Comments and discussion

Conclusion

The effects of the conventional treatment of XLH have not been correctly evaluated in adults. While it is recognized that phosphate and active vitamin D may improve some symptoms, it is also clear that this treatment results in side effects that affect compliance and may induce severe disorders if not strictly monitored. Overall, the benefit/risk ratio of burosumab is positive in adult XLH patients with clinical and/or biological complications of the disease. Burosumab corrects hypophosphatemia, a subgroup of markers of the disease, and promotes fracture healing due to its beneficial effects on bone mineralization.
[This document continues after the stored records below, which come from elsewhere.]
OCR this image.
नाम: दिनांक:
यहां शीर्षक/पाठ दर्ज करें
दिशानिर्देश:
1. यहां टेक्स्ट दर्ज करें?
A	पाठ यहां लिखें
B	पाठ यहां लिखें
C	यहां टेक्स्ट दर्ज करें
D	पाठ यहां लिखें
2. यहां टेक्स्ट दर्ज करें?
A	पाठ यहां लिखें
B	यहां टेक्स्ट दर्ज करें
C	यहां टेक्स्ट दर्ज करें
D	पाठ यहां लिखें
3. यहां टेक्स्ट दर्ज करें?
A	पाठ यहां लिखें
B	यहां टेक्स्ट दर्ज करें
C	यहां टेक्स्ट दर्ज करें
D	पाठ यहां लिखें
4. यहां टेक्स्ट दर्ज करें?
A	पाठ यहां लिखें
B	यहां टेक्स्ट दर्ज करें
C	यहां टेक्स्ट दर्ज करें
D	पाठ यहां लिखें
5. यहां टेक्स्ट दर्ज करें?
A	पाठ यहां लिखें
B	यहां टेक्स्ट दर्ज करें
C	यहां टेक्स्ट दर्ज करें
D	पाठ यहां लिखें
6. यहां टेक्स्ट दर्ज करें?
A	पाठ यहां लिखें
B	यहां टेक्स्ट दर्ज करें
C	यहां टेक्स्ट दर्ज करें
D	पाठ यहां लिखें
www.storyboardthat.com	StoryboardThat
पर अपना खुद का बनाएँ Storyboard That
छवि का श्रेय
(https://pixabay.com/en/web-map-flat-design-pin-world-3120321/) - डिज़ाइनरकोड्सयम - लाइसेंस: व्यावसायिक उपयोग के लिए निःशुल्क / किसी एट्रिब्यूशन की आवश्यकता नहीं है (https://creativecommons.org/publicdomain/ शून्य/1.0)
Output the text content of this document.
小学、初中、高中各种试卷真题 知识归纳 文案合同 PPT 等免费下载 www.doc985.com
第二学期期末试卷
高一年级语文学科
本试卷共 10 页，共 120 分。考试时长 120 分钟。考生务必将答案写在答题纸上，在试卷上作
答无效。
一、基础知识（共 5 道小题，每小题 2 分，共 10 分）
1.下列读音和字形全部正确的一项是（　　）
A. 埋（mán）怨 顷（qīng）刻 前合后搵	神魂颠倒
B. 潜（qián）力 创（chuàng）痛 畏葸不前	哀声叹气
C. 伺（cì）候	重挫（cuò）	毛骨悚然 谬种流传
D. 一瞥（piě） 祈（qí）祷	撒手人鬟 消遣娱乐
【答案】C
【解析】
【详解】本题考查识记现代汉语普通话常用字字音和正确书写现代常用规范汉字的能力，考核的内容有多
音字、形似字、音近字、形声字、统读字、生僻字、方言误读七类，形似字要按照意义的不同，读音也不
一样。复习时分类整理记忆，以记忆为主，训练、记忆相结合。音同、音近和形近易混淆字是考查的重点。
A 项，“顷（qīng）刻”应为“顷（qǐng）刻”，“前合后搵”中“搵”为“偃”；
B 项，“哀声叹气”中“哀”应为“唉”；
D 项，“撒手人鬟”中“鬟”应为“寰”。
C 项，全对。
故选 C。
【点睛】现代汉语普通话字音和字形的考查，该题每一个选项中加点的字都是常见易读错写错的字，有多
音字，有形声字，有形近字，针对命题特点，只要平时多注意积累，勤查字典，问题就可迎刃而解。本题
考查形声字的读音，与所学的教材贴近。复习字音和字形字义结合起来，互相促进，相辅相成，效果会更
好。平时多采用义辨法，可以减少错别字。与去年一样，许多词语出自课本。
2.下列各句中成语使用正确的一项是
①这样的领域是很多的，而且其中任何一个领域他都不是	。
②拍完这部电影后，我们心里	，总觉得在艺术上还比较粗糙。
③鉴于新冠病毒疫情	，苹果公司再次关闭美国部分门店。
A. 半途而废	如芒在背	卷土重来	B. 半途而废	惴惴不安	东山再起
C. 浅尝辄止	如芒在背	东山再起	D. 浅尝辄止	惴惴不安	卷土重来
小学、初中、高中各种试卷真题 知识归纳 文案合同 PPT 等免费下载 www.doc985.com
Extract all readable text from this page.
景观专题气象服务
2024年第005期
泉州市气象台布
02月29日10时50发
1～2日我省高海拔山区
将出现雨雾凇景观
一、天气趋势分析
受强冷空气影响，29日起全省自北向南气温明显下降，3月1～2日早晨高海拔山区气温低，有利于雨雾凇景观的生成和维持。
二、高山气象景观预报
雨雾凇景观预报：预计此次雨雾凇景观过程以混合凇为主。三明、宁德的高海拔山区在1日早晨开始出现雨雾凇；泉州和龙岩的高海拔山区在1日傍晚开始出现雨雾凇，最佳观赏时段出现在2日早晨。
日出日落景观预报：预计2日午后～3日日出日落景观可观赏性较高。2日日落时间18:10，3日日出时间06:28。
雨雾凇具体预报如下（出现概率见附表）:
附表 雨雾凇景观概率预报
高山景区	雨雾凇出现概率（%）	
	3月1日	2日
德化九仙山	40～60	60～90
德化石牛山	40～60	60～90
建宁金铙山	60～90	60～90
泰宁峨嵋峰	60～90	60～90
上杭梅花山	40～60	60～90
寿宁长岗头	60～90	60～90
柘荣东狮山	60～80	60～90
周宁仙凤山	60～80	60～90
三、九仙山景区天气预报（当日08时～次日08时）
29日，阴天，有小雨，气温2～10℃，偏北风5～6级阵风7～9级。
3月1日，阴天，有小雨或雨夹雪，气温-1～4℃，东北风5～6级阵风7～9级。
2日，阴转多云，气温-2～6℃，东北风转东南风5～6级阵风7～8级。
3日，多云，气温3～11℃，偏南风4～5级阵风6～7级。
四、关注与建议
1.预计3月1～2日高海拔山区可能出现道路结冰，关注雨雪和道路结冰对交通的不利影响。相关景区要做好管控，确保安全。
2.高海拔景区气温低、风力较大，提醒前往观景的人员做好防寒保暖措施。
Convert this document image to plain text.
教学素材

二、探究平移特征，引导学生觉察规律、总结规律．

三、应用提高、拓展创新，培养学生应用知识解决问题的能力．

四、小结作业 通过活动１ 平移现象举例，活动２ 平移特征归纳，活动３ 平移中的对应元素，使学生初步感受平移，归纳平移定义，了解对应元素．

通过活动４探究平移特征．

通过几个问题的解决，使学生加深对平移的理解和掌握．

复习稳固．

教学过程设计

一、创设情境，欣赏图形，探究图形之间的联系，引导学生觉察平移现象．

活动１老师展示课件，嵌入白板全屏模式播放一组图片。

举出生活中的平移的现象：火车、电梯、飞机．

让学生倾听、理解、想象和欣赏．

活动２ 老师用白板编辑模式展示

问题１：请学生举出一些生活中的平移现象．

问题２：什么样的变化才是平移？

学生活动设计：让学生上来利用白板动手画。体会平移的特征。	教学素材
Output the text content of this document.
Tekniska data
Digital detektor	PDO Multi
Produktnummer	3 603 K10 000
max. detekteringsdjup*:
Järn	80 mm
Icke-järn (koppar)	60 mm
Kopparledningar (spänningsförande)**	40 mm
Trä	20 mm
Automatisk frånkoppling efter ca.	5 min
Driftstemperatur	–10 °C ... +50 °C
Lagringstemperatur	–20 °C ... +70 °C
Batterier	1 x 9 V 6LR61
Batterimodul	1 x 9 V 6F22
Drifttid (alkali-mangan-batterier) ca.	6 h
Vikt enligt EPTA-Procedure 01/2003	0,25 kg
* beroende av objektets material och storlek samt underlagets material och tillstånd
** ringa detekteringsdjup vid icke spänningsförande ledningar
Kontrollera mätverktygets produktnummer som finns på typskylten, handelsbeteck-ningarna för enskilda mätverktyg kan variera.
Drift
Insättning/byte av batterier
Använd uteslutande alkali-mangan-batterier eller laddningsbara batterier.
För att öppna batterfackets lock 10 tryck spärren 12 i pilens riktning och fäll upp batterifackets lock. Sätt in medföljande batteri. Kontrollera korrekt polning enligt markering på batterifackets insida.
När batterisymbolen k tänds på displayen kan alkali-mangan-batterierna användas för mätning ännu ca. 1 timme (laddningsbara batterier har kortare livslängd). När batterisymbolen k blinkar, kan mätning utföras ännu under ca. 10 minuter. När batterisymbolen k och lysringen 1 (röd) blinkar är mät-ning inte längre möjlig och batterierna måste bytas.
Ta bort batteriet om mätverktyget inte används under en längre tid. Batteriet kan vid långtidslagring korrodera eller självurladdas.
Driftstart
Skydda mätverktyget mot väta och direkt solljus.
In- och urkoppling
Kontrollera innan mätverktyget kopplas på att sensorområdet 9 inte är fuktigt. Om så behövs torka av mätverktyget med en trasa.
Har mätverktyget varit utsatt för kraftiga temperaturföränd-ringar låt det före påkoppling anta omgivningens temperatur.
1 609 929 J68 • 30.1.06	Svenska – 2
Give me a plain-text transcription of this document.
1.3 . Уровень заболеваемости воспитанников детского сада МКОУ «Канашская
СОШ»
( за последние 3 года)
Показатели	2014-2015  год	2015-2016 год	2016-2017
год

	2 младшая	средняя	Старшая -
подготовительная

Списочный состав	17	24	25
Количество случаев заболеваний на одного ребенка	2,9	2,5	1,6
The studies show a modest but significant effect of burosumab on XLH-induced subjective pain and physical ability symptoms, which are clinically relevant. However, in adults, some of these symptoms may depend on irreversible lesions that cannot be modified by treatment. The risk of side effects related to hyperphosphatemia is moderate and requires regular biological monitoring. The tolerance profile of burosumab in the mid-term appears to be superior to that of conventional treatment. That said, the long-term efficacy and tolerance of burosumab need to be evaluated.